3. Bagi HRS dan DPP FPI khususnya tidak bisa dipahami
ihwal sesuaikah dengan tupoksinya jika TNI mesti
dilibatkan oleh Mayjen TNI Dudung Abdurrahman
untuk “melawan” spanduk, baliho, dan media publisitas
ruang terbuka. Pasalnya, TNI bertugas pokok adalah
menjaga kedaulatan negara sehingga karenanya
memiliki pasukan bersenjata serta punya disiplin
tempur yang istimewa dan atau bagi TNI bukan
“lawannya” yang nir-militer bernama spanduk, baliho,
dan media publisitas ruang terbuka.F. Operasi Media untuk Cipta Kondisi
1. Terjadi peristiwa cipta kondisi yang dilakukan aparat
Badan Intelijen Negara (BIN) bersama jaringannya
Kominda, juga dengan cara memanfaatkan sejumlah
media massa mainstream dan medsos. Beberapa buzzer
dan atau wartawan melakukan aktivitas penulisan di
media massa cetak maupun elektronik yang bersifat
propaganda untuk menjadikan HRS dan FPI sebagai
“musuh bersama”, dengan modus menggelar kegiatan
seperti Aksi Unjuk Rasa (AUR) bayaran sebagaimana
terjadi di kawasan Sentul.
2. Aksi Unjuk Rasa (AUR) bayaran yang diduga rekayasa
intelijen untuk kontra propaganda sehingga tercipta
kondisi masyarakat benci HRS dan anti FPI. Seperti
Aksi Unjuk Rasa (AUR) yang dilakukan oleh sekelompok
masyarakat di Bogor yang menamakan diri Forum
Rakyat Padjajaran menolak keberadaan HRS.
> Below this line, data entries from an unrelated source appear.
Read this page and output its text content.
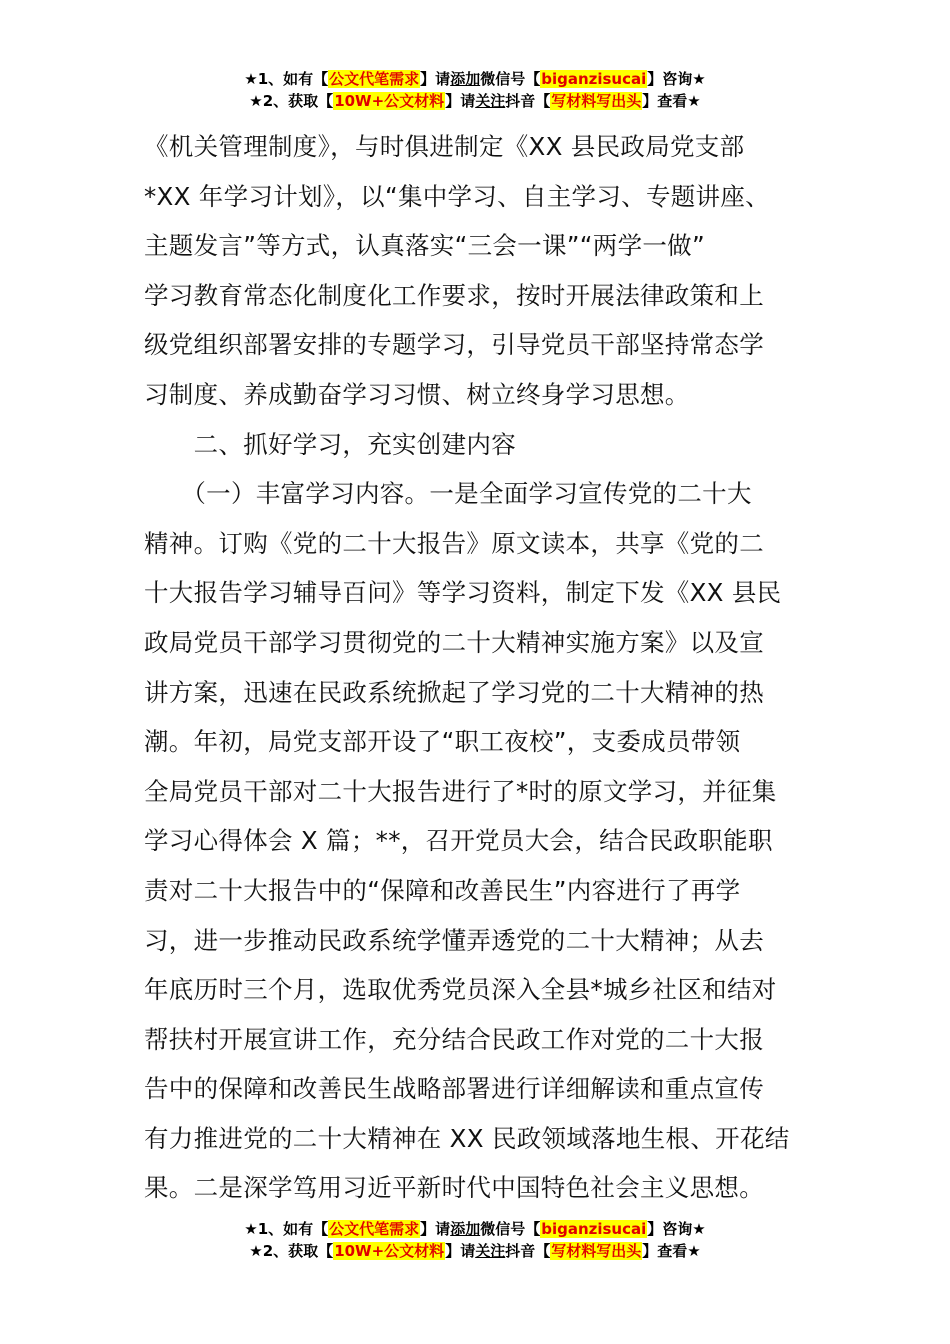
★1、如有【公文代笔需求】请添加微信号【biganzisucai】咨询★
★2、获取【10W+公文材料】请关注抖音【写材料写出头】查看★
《机关管理制度》，与时俱进制定《XX 县民政局党支部
*XX 年学习计划》，以“集中学习、自主学习、专题讲座、
主题发言”等方式，认真落实“三会一课”“两学一做”
学习教育常态化制度化工作要求，按时开展法律政策和上
级党组织部署安排的专题学习，引导党员干部坚持常态学
习制度、养成勤奋学习习惯、树立终身学习思想。
　　二、抓好学习，充实创建内容
　　（一）丰富学习内容。一是全面学习宣传党的二十大
精神。订购《党的二十大报告》原文读本，共享《党的二
十大报告学习辅导百问》等学习资料，制定下发《XX 县民
政局党员干部学习贯彻党的二十大精神实施方案》以及宣
讲方案，迅速在民政系统掀起了学习党的二十大精神的热
潮。年初，局党支部开设了“职工夜校”，支委成员带领
全局党员干部对二十大报告进行了*时的原文学习，并征集
学习心得体会 X 篇；**，召开党员大会，结合民政职能职
责对二十大报告中的“保障和改善民生”内容进行了再学
习，进一步推动民政系统学懂弄透党的二十大精神；从去
年底历时三个月，选取优秀党员深入全县*城乡社区和结对
帮扶村开展宣讲工作，充分结合民政工作对党的二十大报
告中的保障和改善民生战略部署进行详细解读和重点宣传
有力推进党的二十大精神在 XX 民政领域落地生根、开花结
果。二是深学笃用习近平新时代中国特色社会主义思想。
★1、如有【公文代笔需求】请添加微信号【biganzisucai】咨询★
★2、获取【10W+公文材料】请关注抖音【写材料写出头】查看★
Demonstrasi digelar, pada Senin (30/11/2020) karena
menduga HRS menjalani karantina pasca-pulang dari
Rumah Sakit Ummi Kota Bogor di sekitaran Perumahan
Mutiara Sentul Bogor, Jawa Barat.
Bersatu berunjuk rasa terkait soal tes Covid-19 HRS.
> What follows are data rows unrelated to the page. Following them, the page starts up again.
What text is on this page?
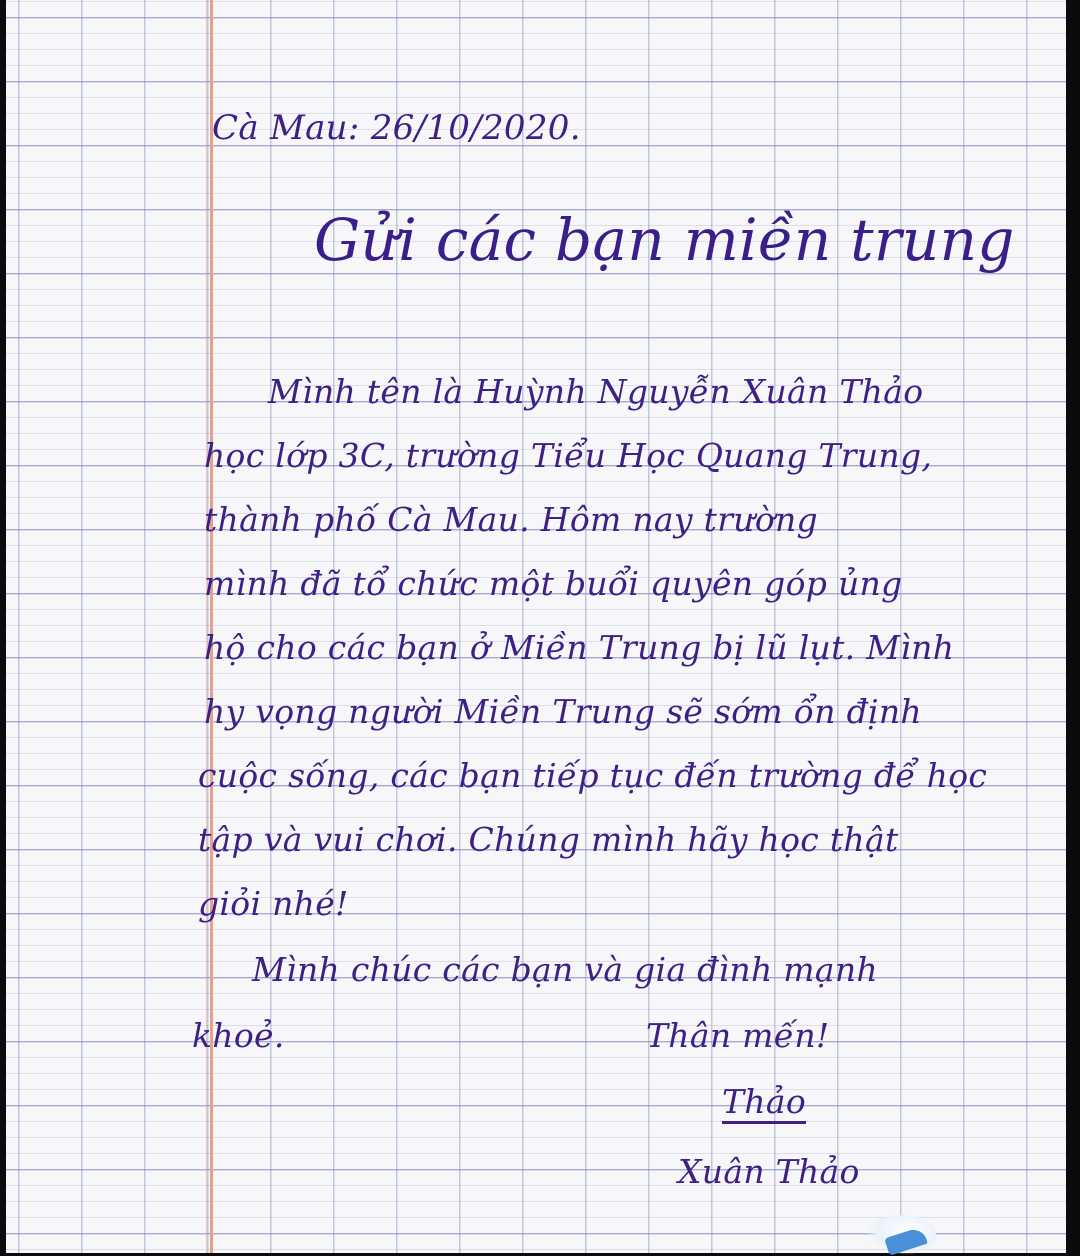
Cà Mau: 26/10/2020.

Gửi các bạn miền trung

Mình tên là Huỳnh Nguyễn Xuân Thảo

học lớp 3C, trường Tiểu Học Quang Trung,

thành phố Cà Mau. Hôm nay trường

mình đã tổ chức một buổi quyên góp ủng

hộ cho các bạn ở Miền Trung bị lũ lụt. Mình

hy vọng người Miền Trung sẽ sớm ổn định

cuộc sống, các bạn tiếp tục đến trường để học

tập và vui chơi. Chúng mình hãy học thật

giỏi nhé!

Mình chúc các bạn và gia đình mạnh

khoẻ.	Thân mến!

Thảo

Xuân Thảo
3. Aksi Unjuk Rasa (AUR) bayaran yang dilakukan oleh
sekelompok masyarakat di Bogor yang menamakan diri
Forum Rakyat Padjajaran tersebut diberitakan secara
masif dalam berbagai media massa mainstream dan
medsos, antara lain sebagai berikut:
1) KOMPAS TV, Selasa, 1 Desember 2020, 00:14 WIB,
melansir berita: Perumahan Mutiara Sentul The
Nature yang berada di kawasan Sentul, Kabupaten
Bogor, Jawa Barat menjadi sasaran aksi demonstrasi
sejumlah warga pada Senin (30/11/2020). Pihak yang
melakukan demonstrasi menamakan diri mereka
Kelompok Forum Rakyat Padjajaran. Aksi demo
itu dilakukan karena mereka menduga pemimpin
Front Pembela Islam (FPI) Muhamad Rizieq Shihab
bersembunyi di salah satu rumah yang ada di kompleks
tersebut. Dalam aksi demonstrasinya, Kelompok Forum
Rakyat Padjajaran meminta Rizieq Shihab untuk
keluar dari perumahan Mutiara Sentul The Nature.